The current crisis hotspots, the Gulf Coast states, have one message for inexperienced volunteers: Be patient. They have set up websites where volunteers can register, receive updates and wait until their help is needed.
"We're frustrated that we can't put more volunteers to work immediately, but the reality is it's a slow, evolving process," says Janet Pace, executive director of the Louisiana Serve Commission, which is coordinating volunteer efforts in that state. "We will need you soon."
BP, the British oil giant largely responsible for the spill, is paying many out-of-work fishermen and shrimpers to help with cleanup operations, leaving little work for volunteers in the actual cleanup efforts.
Meanwhile, a coalition of conservation groups including the Nature Conservancy and the National Audubon Society has been tapped to handle oiled wildlife and bird rescue.
"We made a decision not to let volunteers handle oil at this point," Ms. Pace says.
However, she says a growing number of volunteers will be needed to help with human services and relief efforts. Emergency distribution centers have been set up where volunteers can help distribute food and supplies, provide crisis counseling and case-management services.
Realistic expectations also come into play when choosing the right program.
"Volunteers who parachute into a country and build a school may leave feeling good about themselves but unless local people are involved in determining what volunteers do, that school might never be used because there's no capacity to, say, hire teachers," Ms. Barnhart says.
Known as drive-by volunteerism, volunteers who don't work with local organizations may replace actual paid work that can be done in a community and create a dependency on foreign volunteers, she says.
Paying for It
While it sounds counterintuitive to pay to volunteer, most trips require volunteers to pay a fee for participating. Organizations use these funds to cover their year-round coordinating and operational costs -- including lodging, predeparture training for participants and other resources needed for overseas projects such as building houses or planting trees. Often, these fees include airport pickup, side trips, translators and emergency assistance.
"Still, volunteers shouldn't pay more than $1,000 to $2,000 for programs under two weeks, not including airfare," Ms. Brown says. "And be sure to find out what that money is going toward."

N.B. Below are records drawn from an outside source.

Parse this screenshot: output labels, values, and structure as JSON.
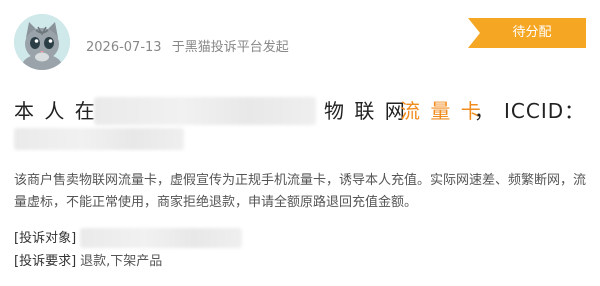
{
  "header": {
    "date": "2026-07-13",
    "source_text": "于黑猫投诉平台发起",
    "status_badge": "待分配"
  },
  "title": {
    "prefix": "本 人 在",
    "middle": "物 联 网",
    "highlight": "流 量 卡",
    "comma": "，",
    "iccid_label": "ICCID："
  },
  "description": "该商户售卖物联网流量卡，虚假宣传为正规手机流量卡，诱导本人充值。实际网速差、频繁断网，流量虚标，不能正常使用，商家拒绝退款，申请全额原路退回充值金额。",
  "fields": {
    "target_label": "[投诉对象]",
    "request_label": "[投诉要求]",
    "request_value": "退款,下架产品"
  },
  "colors": {
    "accent": "#f08c1e",
    "badge": "#f5a623"
  }
}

For trips that last more than a month, volunteers could pay more than $5,000, she says.
Before choosing a program, call the organization and ask about lodging, meals, preliminary training and if the organization has staff on the ground to assist volunteers. Ask about what local partners volunteers work with and for a sample itinerary of what kind of work volunteers are likely to do while on the trip.

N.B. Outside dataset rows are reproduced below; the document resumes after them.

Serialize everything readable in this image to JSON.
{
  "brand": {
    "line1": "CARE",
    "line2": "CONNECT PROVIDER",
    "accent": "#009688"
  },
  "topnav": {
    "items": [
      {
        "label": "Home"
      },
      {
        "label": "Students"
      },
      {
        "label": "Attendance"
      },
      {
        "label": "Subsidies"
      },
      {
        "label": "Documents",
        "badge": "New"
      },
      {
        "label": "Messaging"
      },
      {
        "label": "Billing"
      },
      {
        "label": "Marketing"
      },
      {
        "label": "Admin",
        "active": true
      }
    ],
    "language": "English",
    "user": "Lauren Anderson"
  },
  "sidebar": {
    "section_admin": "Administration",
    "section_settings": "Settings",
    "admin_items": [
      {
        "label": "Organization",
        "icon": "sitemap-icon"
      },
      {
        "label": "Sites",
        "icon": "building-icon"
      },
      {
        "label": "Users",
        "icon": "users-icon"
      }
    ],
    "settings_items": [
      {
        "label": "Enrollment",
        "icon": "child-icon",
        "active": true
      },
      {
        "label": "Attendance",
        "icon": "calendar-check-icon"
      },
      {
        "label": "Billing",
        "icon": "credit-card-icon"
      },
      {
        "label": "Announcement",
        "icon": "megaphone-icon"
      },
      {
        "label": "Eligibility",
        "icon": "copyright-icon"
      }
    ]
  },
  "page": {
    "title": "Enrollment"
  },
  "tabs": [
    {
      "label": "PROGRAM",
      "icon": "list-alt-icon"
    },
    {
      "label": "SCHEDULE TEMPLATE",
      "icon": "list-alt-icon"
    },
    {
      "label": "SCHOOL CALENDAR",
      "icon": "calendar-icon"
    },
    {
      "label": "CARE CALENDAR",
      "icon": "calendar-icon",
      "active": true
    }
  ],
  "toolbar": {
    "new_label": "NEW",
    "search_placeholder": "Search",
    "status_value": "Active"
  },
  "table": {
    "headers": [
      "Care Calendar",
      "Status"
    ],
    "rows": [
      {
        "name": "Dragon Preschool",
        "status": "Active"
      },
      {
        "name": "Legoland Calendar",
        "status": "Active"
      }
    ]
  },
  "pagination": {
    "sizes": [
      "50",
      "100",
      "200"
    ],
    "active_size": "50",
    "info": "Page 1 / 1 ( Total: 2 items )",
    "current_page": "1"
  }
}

A number of organizations offer matching scholarships or grants. The Volunteers for Prosperity Service Incentive Program, part of the Office of Volunteers for Prosperity at the U.S. Agency for International Development, provides grants of $500 to $1,000 to U.S. partner organizations for skilled Americans who want to volunteer abroad.
Plan for the Worst
It's important to find out if program fees cover the cost of travel insurance. Most U.S.-based insurance plans don't cover health problems, car accidents and catastrophic events in other countries.
Since many places where people volunteer are in rural areas without adequate medical care, consider purchasing additional insurance, Ms. Barnhart says.
Also, find out who you can contact in case of a natural disaster, political disruption, personal health problems or other emergencies.